Fixation is routinely used in histology and cytology Labs the world over as a way of keeping cells in stasis at a particular point to ensure that, by the time they are examined, they have not deteriorated. This is also something that we often want to do in flow cytometry experiments. It seems like a simple procedure but there are many ways of doing this and, as usual, there isn’t not one universal way to success.
Why should I fix my cells?
There are many reasons why fixing your cells is a good idea:
- It will allow you to run samples when you are ready to and when a cytometer is available. This is of particular benefit if you are doing a time-course assay (or are paying for access to a cytometer!).
- It will be safer because your cells are no longer alive; in fact in some labs fixed samples may be mandatory
- It is convenient and easy
- If the antigen or target you want to look at is intracellular you’ll most likely need to fix your cells in order to permeabilise them allowing the antibody/dye to reach its target.
So, if you want, or need, to fix, what are your choices? Simply put, there are two commonly used classes of fixative – alcohols or aldehydes.
Alcohols, usually ethanol or methanol, are precipitating or denaturing fixatives that coagulate proteins. They will also dissolve lipids meaning that they will create large holes in the cellular membranes (plasma membrane and nuclear membrane). Alcohols are generally good when you are interested in DNA analysis – coagulation of the proteins around DNA allows even access to the dye, leading to a good coefficient of variation (CV) (low data spread). But, as you may have thought, coagulation of proteins can be problematic if your antibody depends on a particular conformation of its target protein to recognise its epitope. So in very many cases alcohol fixation will mean you will be unable to detect your protein even though it is there in the cell! The exception to this will be small epitopes such as phosphorylation-specific antibodies.

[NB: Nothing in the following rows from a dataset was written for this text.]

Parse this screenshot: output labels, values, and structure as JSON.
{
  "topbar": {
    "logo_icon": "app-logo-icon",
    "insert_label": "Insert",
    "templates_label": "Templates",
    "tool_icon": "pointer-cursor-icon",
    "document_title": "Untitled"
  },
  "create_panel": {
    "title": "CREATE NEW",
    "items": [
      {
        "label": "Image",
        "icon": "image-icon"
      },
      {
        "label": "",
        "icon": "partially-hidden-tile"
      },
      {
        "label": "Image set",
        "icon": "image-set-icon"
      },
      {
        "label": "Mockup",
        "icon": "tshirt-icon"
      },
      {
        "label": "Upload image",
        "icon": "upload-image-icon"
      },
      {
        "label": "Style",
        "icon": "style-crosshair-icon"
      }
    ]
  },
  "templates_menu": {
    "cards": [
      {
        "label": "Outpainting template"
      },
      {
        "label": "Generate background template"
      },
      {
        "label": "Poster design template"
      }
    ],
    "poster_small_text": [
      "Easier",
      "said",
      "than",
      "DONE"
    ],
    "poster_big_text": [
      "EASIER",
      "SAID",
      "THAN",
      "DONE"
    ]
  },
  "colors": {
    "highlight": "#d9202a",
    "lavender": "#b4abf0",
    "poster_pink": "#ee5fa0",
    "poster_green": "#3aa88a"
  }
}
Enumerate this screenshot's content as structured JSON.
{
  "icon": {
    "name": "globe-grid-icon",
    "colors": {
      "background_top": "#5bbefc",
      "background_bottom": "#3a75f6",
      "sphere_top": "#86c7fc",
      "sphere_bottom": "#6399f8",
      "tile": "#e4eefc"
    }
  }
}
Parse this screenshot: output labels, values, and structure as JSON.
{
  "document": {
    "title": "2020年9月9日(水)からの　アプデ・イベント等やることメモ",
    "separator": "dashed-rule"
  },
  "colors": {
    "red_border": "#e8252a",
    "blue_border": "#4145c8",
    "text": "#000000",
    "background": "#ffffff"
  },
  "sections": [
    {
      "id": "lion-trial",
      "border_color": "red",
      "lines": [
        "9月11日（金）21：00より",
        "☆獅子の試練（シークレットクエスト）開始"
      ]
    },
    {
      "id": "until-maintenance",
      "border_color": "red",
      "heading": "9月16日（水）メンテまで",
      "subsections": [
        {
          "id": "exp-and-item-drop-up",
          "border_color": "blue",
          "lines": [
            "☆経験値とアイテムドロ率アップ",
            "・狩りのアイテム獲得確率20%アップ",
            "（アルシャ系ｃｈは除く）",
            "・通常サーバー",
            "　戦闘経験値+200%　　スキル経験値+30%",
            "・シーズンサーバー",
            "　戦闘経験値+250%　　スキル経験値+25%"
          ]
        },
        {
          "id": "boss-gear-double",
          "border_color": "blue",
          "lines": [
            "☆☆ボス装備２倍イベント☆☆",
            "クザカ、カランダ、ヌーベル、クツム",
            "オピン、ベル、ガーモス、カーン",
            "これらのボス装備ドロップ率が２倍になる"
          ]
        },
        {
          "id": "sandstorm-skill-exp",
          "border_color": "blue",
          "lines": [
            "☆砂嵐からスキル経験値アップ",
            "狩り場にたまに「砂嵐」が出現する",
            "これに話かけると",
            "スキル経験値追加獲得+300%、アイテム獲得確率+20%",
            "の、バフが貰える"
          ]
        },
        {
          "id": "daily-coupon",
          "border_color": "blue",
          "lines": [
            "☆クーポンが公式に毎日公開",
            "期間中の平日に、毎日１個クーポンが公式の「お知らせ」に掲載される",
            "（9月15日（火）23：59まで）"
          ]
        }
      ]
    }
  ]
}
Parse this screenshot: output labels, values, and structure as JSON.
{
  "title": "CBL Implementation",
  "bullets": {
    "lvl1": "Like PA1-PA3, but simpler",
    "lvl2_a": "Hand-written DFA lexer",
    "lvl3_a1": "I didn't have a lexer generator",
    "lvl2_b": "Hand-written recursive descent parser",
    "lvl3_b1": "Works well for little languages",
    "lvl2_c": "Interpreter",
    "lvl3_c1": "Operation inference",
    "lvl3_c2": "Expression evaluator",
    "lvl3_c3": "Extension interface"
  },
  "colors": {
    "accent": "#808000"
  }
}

Aldehydes are cross-linking fixatives and create bonds chiefly between lysine residues. In this way they keep the structure of most proteins intact, which makes them an ideal candidate for antibody staining as the epitope is more likely to remain intact.

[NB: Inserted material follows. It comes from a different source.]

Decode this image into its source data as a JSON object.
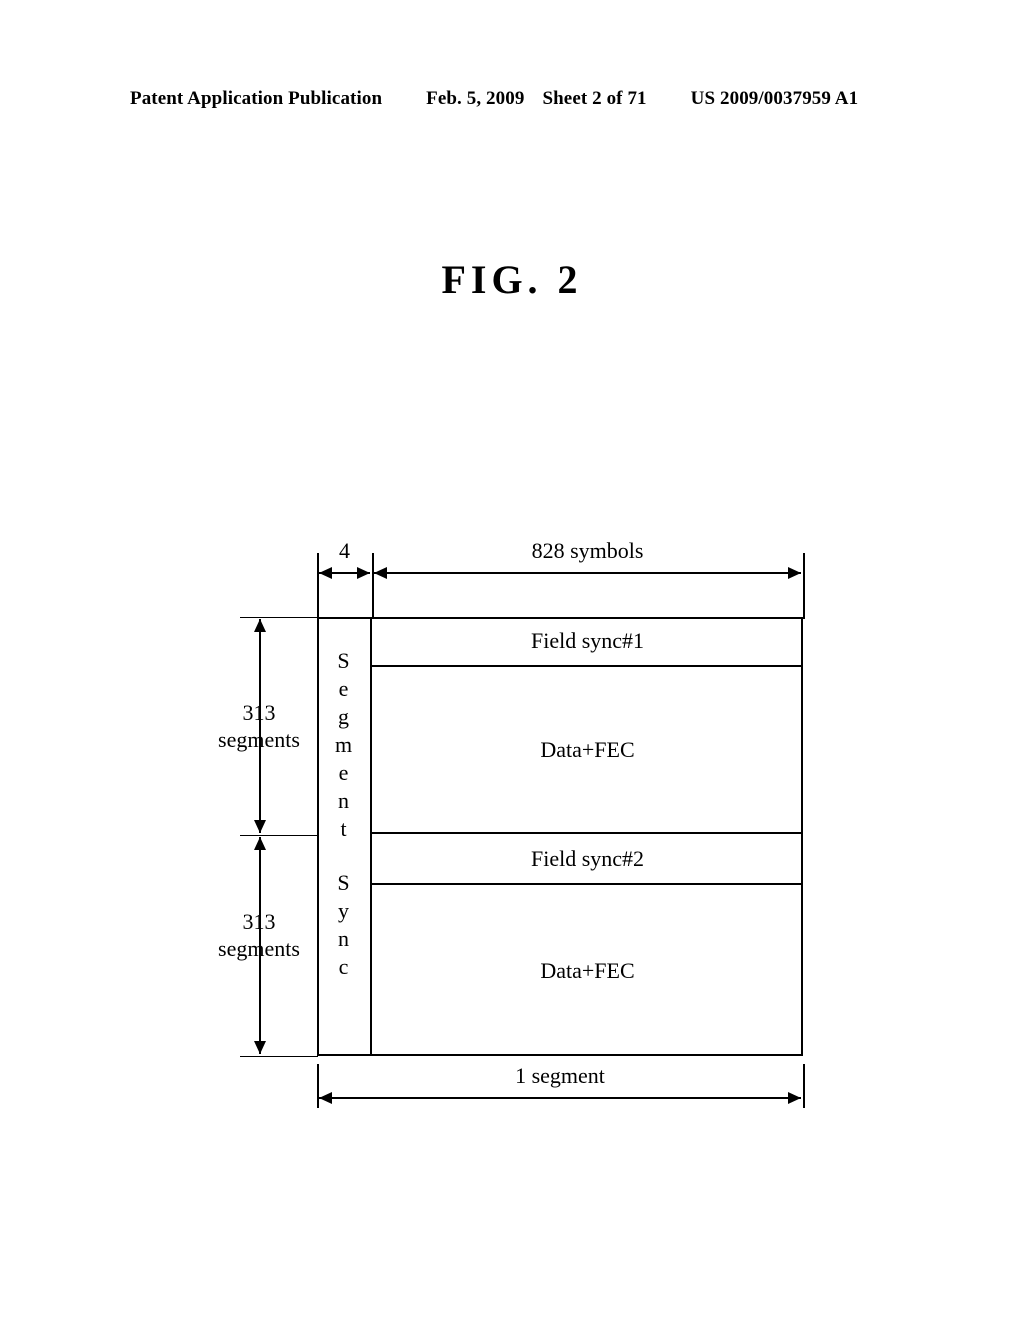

The usual aldehyde fixative used in cytometry is formaldeyde, which will polymerise to become paraformaldehyde (PFA) unless there is a small amount of methanol added to the solution. A common mistake is to say that paraformaldehyde is used to fix cells. In reality, paraformaldehyde is an insoluble white powder that won’t fix anything – the solution we use is methanol-free formaldehyde. For fixation purposes, it should be diluted with PBS to a concentration anywhere between 0.5% and 4%. For a more in depth explanation of the nomenclature of formaldehyde and paraformaldhye see this message on the Purdue University Cytometry website.

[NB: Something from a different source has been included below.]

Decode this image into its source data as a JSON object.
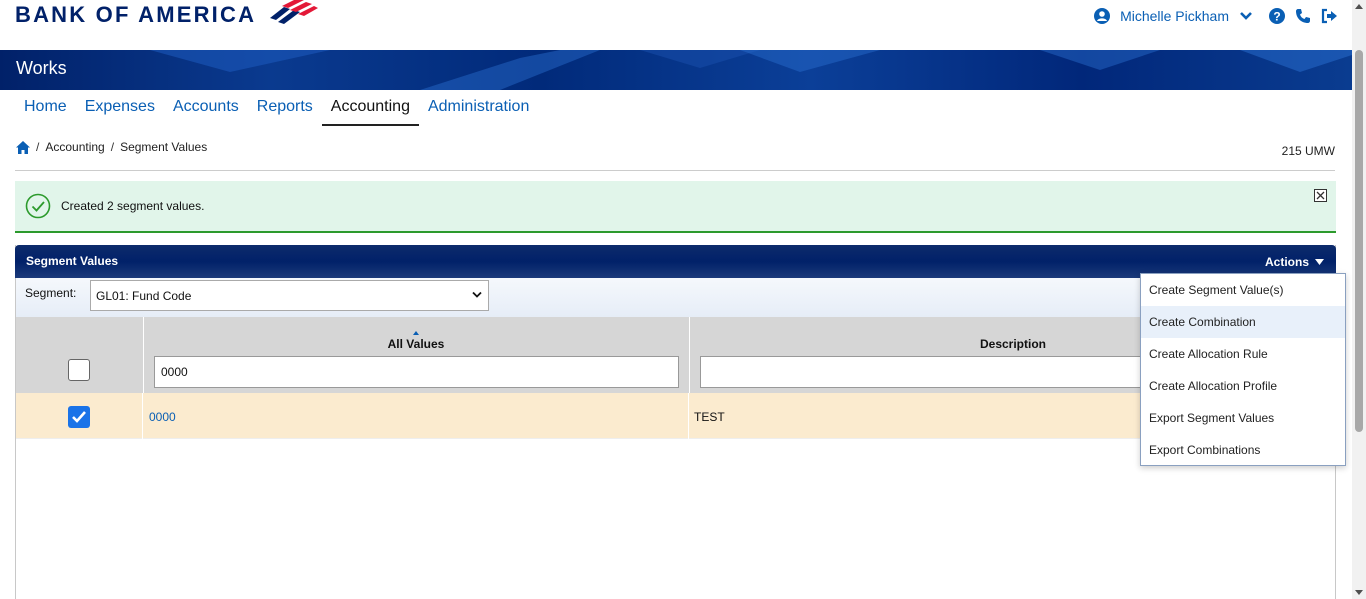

Glutaraldehyde is extensively used in electron microscopy, but is not as widespread in flow cytometry. This is because it is more effective at cross-linking that formaldehyde and therefore it is harder for antibodies and dyes to stain structures effectively; it also increases cellular autofluorescence markedly so unless you have a particular reason for using glutaraldehyde I’d stick with formaldehyde or alcohol.
How long will my cells last once fixed?
You’ll be pleased to hear that cells fixed in ethanol are stable at 4oC or –20oC for months. For formaldehyde fixed cells this is reduced to around 1–2 weeks, but, unlike ethanol fixed cells which can happily sit in ethanol all that time, you should spin them out of the formaldehyde after 2-3 hours fixation since prolonged storage in fixative will increase autofluorescence. After this they can be safely stored in PBS,. Increased autofluoresence is something to be wary of with all fixatives and it can be particularly problematic if the target of interest is expressed only weakly. Fixation may also change the light scattering properties of the cells, which may be important to you.
Combining fixatives: the best of both worlds
It is also possible to combine fixatives and a common way of doing this is to first fix in formaldehyde and then post-fix in alcohol; the first fixative locks everything in place in the cells and the second fixatives makes larger holes in the cell allowing easier access of antibodies and probes. It is also possible to use a permeabilising agent such as Triton X-100 or Tween-20 as the secondary step.
A few tips for fantastic fixation
- Order of staining: The order in which you stain and fix may vary depending on the biological question being asked. Sometimes if surface and intracellular epitopes are to be examined, it is best to stain surface antigens first then fix. But beware, some fluorochromes are sensitive to fixation. Fluorochromes such as phycoerythrin (PE) or allophycocyanin (APC) are large protein molecules and will be affected the same way as other proteins by the fixation so try to avoid alcohols. Small fluorochromes such as AlexaFluor488 or FITC are generally unaffected by whichever fixative is used.
- Use cold solutions: There are also a couple of practical tips when fixing that are useful to bear in mind:
- Fixation should generally be done using a cold solution as the process of fixation is exothermic.
- Gently vortex: Cells should be vortexed gently while adding fixative to ensure good penetration of the fixative and reduce cell clumping. And add at least 1ml of fixative solution to a cell pellet.
As long as you are aware of the chemical effects of fixation and of the types of fixative used, you can vary the process according to your needs which can lead the way to a successful flow experiment!